I watched his face closely as he absorbed all of this. He was nodding a little.

"It would be appropriate for me, as a human, to apologise for my actions at this point. Is that correct?" He looked at me intensely.

"Well, yes," I said, starting to brush it off, feeling awkward again, but also impressed at how quickly he was learning.

"I am sorry that I scared you, and I am sorry that I violated your privacy. It was wrong of me. I will not do that again."

I looked up, surprised. For an alien, he was better at apologising than most humans.

"Thanks for apologising," I said sincerely. "But it's fine." I tilted my head, thinking. "I think I understand a bit more about you, too. I guess that back then, you were also just acting on your instincts."

I smiled sideways at him, and he smiled back. His eyes were deep blue in the dim light of the shed lamp. I felt the same attraction I had felt each time I had seen him rising up in me like a warm flame. I closed my eyes, pushing the feeling away. When I opened them, he was no longer smiling. His eyes were intense, drilling straight into me, and his jaw was tense. There was something almost animal about him, completely focused. I felt like his prey, but I wasn't afraid of being hurt. I was afraid that I would give in.

I leapt up suddenly, brushing my knees off and stumbling backwards out of the shed.

"Gosh, it's late," I mumbled, stumbling over a rush of words. "I have to get some sleep. I have to work in the morning. I'll see you later. Oh, and don't leave the light on."

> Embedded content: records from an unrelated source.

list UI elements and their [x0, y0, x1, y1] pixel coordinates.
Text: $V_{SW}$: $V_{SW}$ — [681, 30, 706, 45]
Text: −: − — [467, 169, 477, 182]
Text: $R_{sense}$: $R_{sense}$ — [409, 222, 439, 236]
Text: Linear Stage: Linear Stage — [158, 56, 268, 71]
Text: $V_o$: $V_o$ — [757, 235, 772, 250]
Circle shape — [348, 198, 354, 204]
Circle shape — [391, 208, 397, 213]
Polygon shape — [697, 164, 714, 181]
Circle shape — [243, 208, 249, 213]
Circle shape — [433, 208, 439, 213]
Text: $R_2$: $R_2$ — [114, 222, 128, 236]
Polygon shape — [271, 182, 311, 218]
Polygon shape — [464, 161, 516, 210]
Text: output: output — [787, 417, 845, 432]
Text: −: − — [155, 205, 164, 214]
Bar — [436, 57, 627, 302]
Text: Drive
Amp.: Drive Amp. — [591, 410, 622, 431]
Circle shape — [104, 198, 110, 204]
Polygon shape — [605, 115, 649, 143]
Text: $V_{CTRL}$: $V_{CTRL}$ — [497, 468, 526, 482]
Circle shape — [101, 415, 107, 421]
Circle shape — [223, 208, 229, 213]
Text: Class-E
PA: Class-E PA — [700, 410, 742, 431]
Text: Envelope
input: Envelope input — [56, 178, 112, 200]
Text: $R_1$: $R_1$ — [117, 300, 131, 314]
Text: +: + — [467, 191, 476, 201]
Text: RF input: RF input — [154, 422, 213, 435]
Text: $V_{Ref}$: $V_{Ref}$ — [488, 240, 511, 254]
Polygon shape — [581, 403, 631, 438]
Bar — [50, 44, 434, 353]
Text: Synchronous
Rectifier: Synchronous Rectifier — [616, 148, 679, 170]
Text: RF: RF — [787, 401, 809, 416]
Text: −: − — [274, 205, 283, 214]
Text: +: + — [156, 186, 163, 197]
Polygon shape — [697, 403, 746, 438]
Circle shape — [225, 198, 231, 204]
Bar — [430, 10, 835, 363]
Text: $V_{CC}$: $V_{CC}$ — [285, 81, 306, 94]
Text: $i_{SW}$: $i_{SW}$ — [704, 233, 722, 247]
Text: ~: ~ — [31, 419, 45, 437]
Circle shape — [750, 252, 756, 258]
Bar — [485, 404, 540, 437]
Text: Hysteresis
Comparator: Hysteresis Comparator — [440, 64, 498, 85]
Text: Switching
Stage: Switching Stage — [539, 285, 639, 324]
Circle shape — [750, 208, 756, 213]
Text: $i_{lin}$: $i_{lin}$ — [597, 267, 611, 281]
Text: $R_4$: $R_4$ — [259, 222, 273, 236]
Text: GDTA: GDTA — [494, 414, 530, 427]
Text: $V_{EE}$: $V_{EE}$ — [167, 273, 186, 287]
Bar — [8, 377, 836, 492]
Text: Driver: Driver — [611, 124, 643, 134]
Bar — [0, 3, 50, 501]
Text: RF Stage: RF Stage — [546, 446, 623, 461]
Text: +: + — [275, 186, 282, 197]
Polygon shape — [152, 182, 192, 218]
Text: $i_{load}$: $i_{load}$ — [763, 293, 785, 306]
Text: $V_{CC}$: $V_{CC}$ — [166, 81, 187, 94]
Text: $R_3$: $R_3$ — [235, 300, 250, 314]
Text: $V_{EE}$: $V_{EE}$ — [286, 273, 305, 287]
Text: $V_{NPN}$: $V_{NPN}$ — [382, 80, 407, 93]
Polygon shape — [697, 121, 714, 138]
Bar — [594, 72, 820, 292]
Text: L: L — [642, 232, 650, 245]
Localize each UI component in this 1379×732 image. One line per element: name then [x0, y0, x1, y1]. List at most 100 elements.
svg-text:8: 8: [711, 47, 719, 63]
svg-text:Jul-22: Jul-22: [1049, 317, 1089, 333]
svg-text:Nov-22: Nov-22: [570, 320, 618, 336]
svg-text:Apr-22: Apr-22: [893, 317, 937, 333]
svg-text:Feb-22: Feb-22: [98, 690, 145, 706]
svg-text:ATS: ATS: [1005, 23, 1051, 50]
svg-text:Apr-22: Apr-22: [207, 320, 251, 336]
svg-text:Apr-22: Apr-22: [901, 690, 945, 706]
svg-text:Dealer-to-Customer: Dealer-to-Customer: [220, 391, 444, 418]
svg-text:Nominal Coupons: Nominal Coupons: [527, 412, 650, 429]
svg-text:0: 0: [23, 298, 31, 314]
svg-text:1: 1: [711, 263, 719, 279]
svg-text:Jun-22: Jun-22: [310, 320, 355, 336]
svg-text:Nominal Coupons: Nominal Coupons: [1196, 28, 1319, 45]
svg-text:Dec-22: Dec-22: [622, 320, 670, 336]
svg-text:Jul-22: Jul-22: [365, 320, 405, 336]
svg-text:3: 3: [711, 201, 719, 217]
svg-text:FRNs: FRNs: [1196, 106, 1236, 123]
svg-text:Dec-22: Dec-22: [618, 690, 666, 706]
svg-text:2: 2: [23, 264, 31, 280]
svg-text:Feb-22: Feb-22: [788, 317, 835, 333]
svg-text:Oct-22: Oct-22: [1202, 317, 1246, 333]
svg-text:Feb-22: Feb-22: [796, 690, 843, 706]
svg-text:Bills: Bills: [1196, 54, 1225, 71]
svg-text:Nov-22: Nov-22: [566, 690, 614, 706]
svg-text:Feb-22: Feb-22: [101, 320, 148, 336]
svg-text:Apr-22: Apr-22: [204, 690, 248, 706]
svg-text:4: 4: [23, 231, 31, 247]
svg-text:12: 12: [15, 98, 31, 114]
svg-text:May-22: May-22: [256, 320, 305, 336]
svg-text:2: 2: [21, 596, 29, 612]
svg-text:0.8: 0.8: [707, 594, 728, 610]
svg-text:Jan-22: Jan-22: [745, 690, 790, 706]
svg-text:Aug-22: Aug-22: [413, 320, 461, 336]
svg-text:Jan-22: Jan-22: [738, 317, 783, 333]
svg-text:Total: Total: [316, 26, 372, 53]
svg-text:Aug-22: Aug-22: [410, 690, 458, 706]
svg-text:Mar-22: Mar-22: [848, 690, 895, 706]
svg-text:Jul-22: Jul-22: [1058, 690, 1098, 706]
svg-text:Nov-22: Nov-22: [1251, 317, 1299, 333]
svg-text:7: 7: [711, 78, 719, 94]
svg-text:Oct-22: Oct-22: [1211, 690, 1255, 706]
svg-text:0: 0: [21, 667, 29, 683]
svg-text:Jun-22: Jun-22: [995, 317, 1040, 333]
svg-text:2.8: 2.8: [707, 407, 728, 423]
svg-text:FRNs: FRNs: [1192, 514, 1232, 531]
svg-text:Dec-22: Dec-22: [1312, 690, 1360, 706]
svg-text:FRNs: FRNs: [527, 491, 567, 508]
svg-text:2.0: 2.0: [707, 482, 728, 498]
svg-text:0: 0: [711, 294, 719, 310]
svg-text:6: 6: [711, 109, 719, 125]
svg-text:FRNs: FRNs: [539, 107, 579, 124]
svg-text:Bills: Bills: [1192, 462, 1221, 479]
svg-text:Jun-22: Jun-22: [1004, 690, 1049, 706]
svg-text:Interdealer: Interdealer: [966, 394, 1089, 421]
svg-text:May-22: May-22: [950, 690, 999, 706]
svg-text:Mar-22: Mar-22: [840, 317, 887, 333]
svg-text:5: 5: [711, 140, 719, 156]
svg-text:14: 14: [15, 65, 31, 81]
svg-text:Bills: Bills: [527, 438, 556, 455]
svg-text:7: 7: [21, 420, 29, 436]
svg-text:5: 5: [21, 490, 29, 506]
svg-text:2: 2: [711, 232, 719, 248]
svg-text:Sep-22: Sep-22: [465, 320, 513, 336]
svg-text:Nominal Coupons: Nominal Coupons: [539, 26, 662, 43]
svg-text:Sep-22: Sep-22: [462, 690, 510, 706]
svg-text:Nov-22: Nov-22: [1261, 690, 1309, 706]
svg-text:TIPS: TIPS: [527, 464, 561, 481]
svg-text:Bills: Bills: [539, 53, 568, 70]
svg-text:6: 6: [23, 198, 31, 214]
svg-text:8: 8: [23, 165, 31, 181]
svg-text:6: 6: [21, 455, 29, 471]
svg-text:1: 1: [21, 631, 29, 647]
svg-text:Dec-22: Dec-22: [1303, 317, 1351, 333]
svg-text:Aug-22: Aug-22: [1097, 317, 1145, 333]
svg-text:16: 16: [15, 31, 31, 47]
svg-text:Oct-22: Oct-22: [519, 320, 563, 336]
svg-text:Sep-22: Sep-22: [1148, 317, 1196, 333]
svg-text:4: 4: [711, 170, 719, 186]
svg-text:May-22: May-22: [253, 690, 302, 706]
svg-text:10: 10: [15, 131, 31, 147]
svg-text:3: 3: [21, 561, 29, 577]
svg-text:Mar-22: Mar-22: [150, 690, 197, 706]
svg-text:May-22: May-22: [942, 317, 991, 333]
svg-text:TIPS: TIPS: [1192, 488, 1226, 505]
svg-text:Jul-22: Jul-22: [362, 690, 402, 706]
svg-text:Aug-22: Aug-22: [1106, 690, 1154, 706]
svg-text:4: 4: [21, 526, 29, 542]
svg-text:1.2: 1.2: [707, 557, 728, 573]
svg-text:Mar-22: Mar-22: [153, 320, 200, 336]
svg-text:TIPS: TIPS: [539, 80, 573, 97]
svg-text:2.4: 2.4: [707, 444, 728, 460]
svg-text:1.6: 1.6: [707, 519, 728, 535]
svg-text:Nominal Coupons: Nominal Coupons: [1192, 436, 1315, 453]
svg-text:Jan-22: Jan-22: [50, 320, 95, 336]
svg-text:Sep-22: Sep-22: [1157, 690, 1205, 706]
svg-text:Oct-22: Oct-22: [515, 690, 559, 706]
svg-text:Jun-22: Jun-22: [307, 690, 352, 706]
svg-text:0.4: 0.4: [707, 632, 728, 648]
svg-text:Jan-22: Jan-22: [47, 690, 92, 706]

I practically ran back to the house, unlocking the front door and collapsing against it once I was inside. My head felt like it was full, over pressurised. There was a loud thrumming in my ears and an even louder beating in my chest. I went to the bathroom, undressed and got into the shower, running the water cold at first, just to shock me back to reality. Once I began to shiver, I gradually warmed the water up until I had calmed down, my breathing becoming more even and my heartrate steady.

I dried myself off, then changed into pyjamas and rolled into bed. I lay on my back staring at the ceiling, feeling exhausted and wide awake at the same time. The last day had been a rollercoaster. My entire life had turned upside down within twenty-four hours. I had been living such a quiet, boring, simple life. I had been so bored. I had been so empty. I realised that I hadn't felt that hollow, empty feeling since the back seat incident. Of course, that might have been because I was too busy having my entire world upturned by some alien being. I threw my hand across my eyes. What was I going to do? I had no idea what Buddy really wanted, no idea what his real intentions were. I could hardly keep him in my garden shed for the rest of my life.

I'd been given a responsibility I'd never asked for. If he had seemed dangerous, or had specific intentions, or even looked a little bit more like an alien, then I might have called some authorities, gotten someone else involved, handballed the problem to someone higher up and with more authority on how to deal with extra-terrestrial brings.

But he didn't seem to want anything. Except me. To be with me. And I didn't know what to do with that.

I stared at the ceiling, laying the facts bare in my mind. Yesterday, I had been a normal person living a normal, boring life. Tonight, I was hiding an alien in my garden shed. And I was hopelessly, powerfully attracted to him.

I turned over and screamed into my pillow.